10. The method for failure prediction of claim 9, wherein the error-related word can be designated by the user.

11. The method for failure prediction of claim 9, wherein the generating of a statistical result associated with the detected error-related word for each predefined segment comprises:

extracting a target segment in which the most error-related words are detected for each segment based on a variation rate calculated using a moving average value of the number of detections of the error-related words.

12. The method for failure prediction of claim 11, wherein the extracting of a target segment in which the most error-related words are detected for each segment based on a variation rate calculated using a moving average value of the number of detections of the error-related words comprises:

applying different weights depending on a detection time of the error-related word when calculating the variation rate.

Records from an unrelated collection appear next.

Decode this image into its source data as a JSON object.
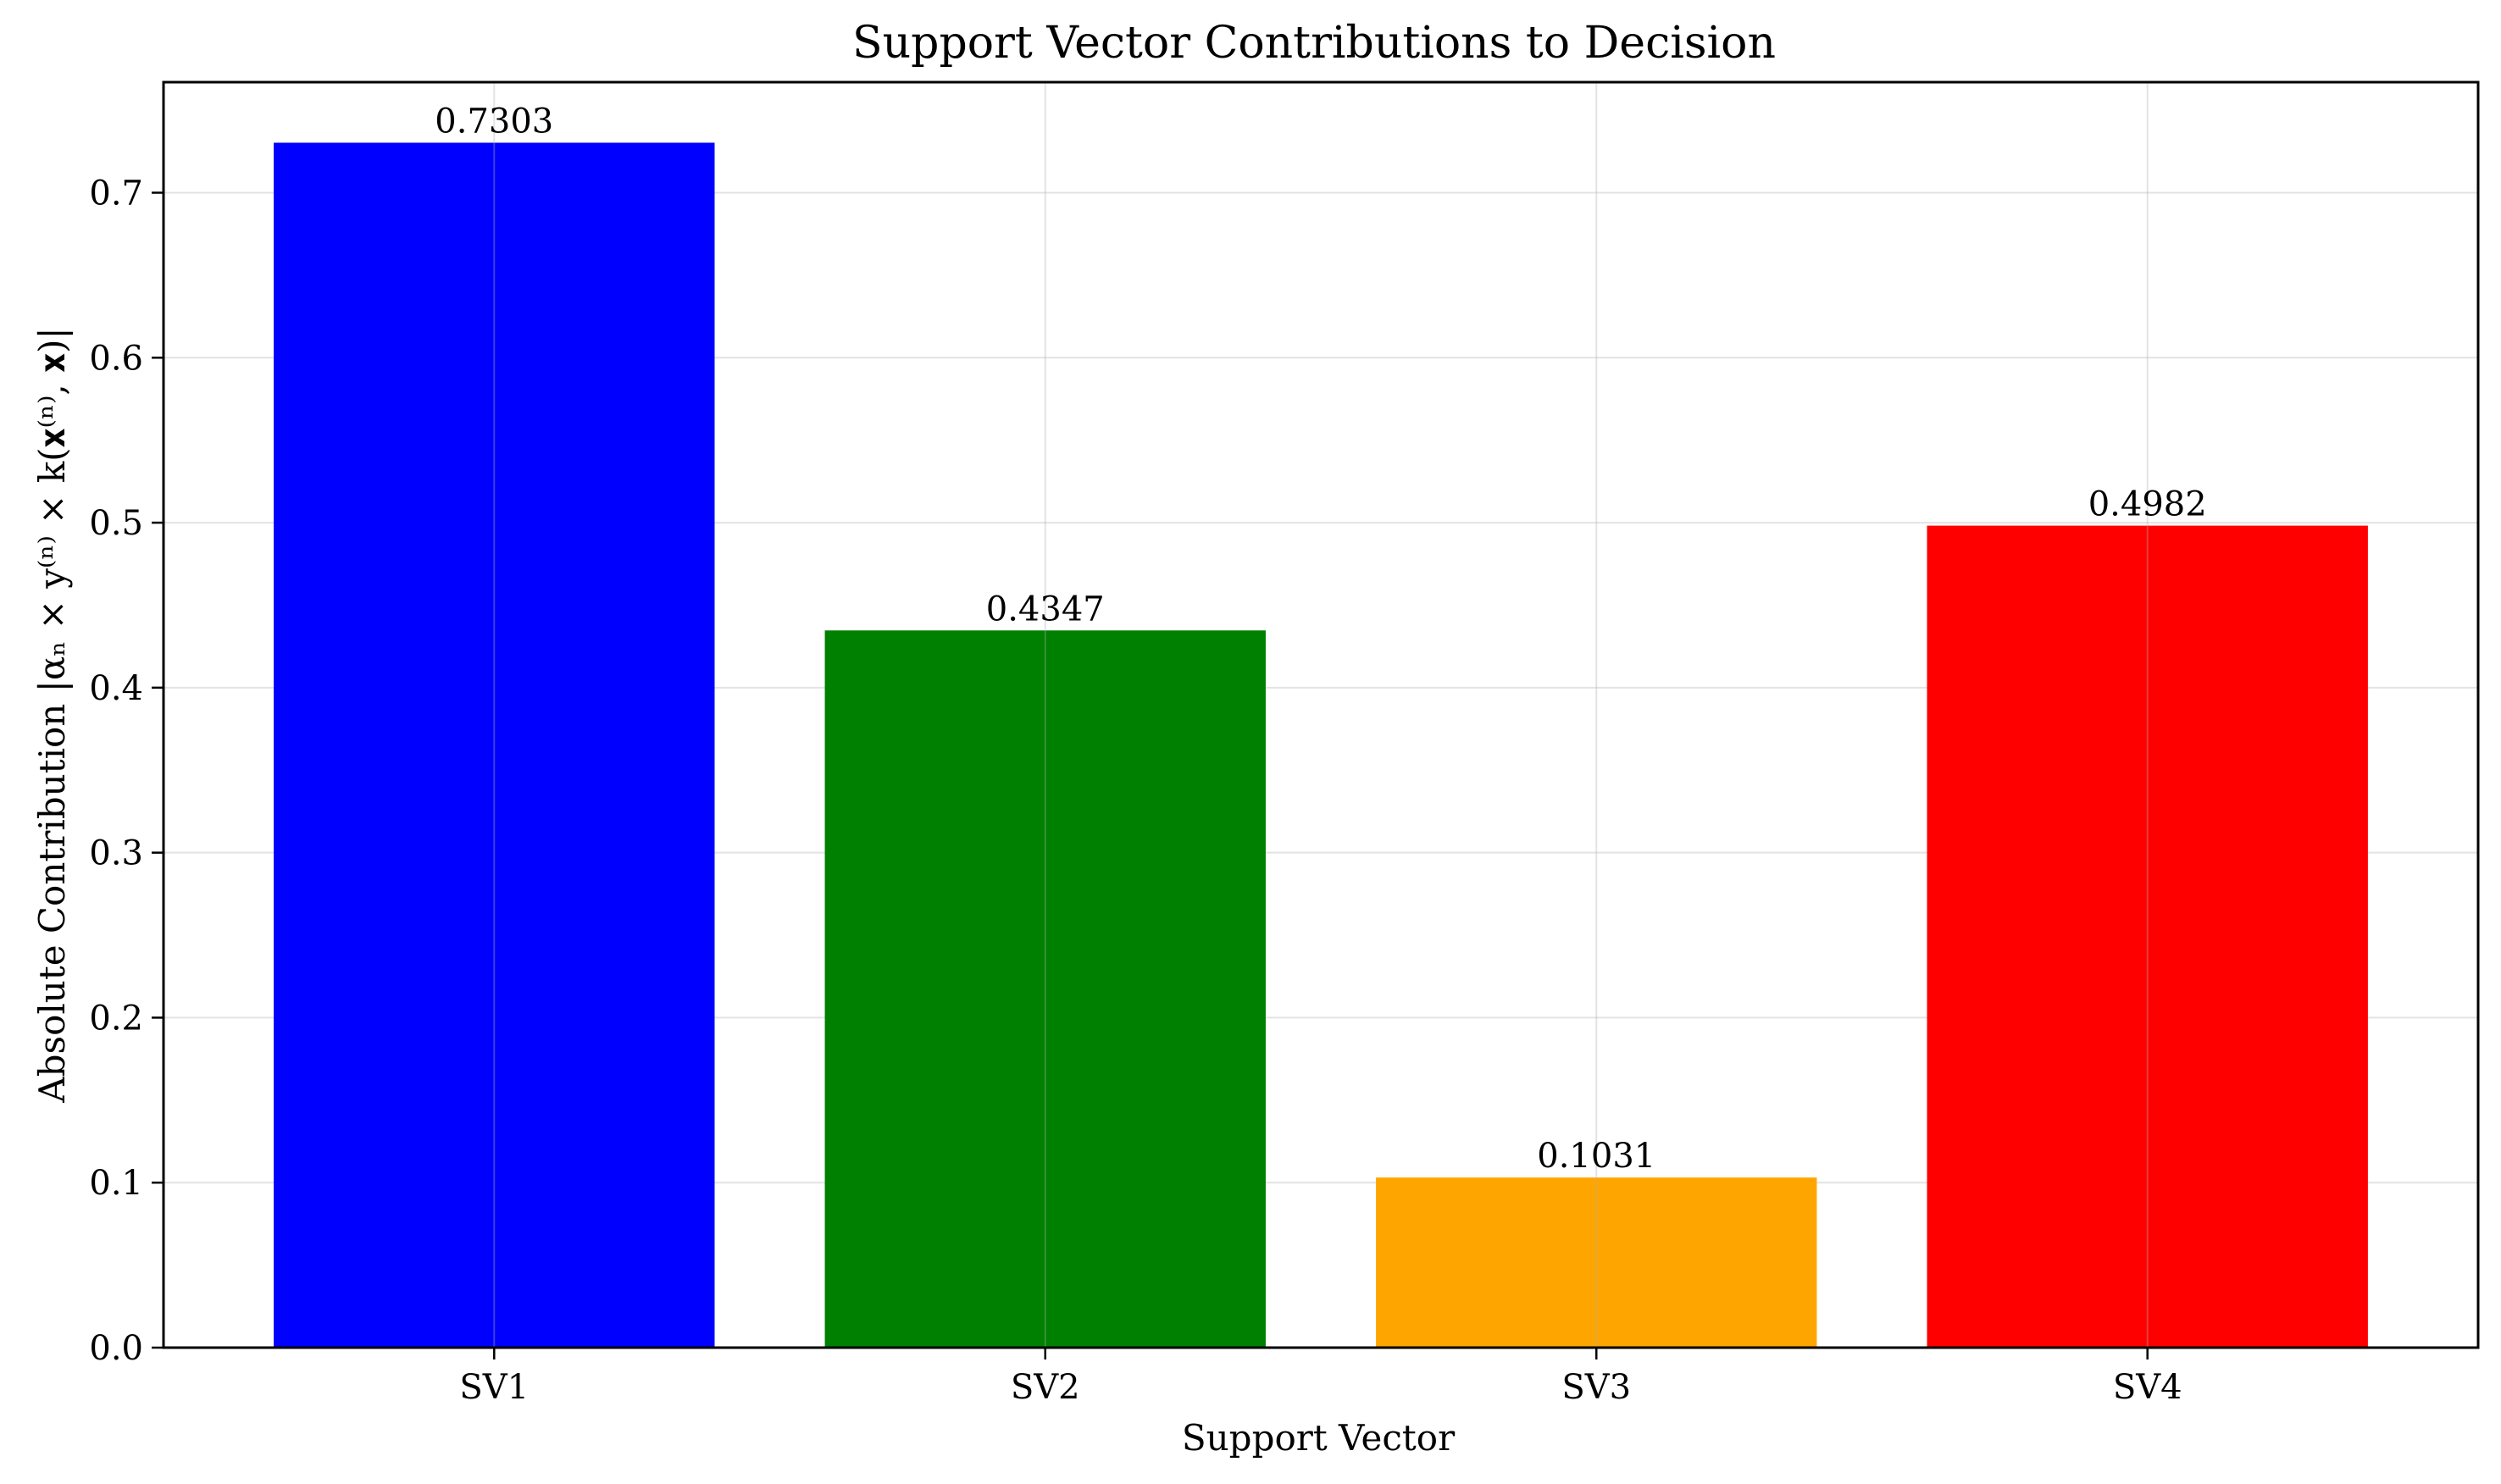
{
  "chart_data": {
    "type": "bar",
    "title": "Support Vector Contributions to Decision",
    "xlabel": "Support Vector",
    "ylabel": "Absolute Contribution |αₙ × y⁽ⁿ⁾ × k(𝐱⁽ⁿ⁾, 𝐱)|",
    "categories": [
      "SV1",
      "SV2",
      "SV3",
      "SV4"
    ],
    "values": [
      0.7303,
      0.4347,
      0.1031,
      0.4982
    ],
    "value_labels": [
      "0.7303",
      "0.4347",
      "0.1031",
      "0.4982"
    ],
    "colors": [
      "#0000ff",
      "#008000",
      "#ffa500",
      "#ff0000"
    ],
    "ylim": [
      0,
      0.767
    ],
    "yticks": [
      0.0,
      0.1,
      0.2,
      0.3,
      0.4,
      0.5,
      0.6,
      0.7
    ],
    "ytick_labels": [
      "0.0",
      "0.1",
      "0.2",
      "0.3",
      "0.4",
      "0.5",
      "0.6",
      "0.7"
    ],
    "grid": true,
    "legend": "none"
  }
}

13. The method for failure prediction of claim 9, further comprising:

determining a failure time and a failure cause based on the statistical results for each segment;

obtaining the access log data associated with the failure cause based on the failure time; and

providing a detailed analysis result of the failure cause using the obtained access log data.

14. A failure prediction apparatus comprising:

one or more processors;

a communication interface configured to communicate with an external device;

a memory configured to load a computer program performed by the processor; and

a storage configured to store the computer programs,

wherein the computer program comprises instructions that cause the processor to perform operations comprising:

generating activity record data for each user using access log data;

classifying each of the users into either a normal group or a failure experience group based on the activity record data; and

predicting an occurrence of failure using a result of a statistical test to verify a statistical significance of a difference in activity amount between the normal group and the failure experience group.

15. The failure prediction apparatus of claim 14, wherein the generating of activity record data for each user using access log data comprises:

Identifying the user using location information and terminal environment information among the access log data.

16. The failure prediction apparatus of claim 14, wherein the classifying of each of the users into either a normal group or a failure experience group based on the activity record data comprises:

classifying the user into the failure experience group when at least one of the number of error code occurrences and the number of delays or the number of error code occurrences is greater than or equal to a preset reference value.

17. The failure prediction apparatus of claim 14, wherein the predicting of an occurrence of failure using a result of a statistical test to verify a statistical significance of a difference in activity amount between the normal group and the failure experience group comprises:

collecting data on a duration and the number of activities of users belonging to each of the normal group and the failure experience group at predetermined time intervals;

performing the statistical test to verify the statistical significance of the difference between the normal group and the failure experience group using the collected data; and

determining whether the failure occurs based on a significance probability value (p-value) obtained as a result of performing the statistical test.

18. The failure prediction apparatus of claim 14, wherein the computer program further comprises instructions that cause the processor to perform operations comprising: when the service failure is determined to have occurred via the failure occurrence prediction,

detecting an error-related word (failure word) from the access log data; and

generating a statistical result associated with the detected error-related word for each predefined segment.

19. The failure prediction apparatus of claim 18, wherein the computer program further comprises instructions that cause the processor to perform operations comprising:

determining a failure time and a failure cause based on the statistical results for each segment;

obtaining the access log data associated with the failure cause based on the failure time; and

providing a detailed analysis result of the failure cause using the obtained access log data.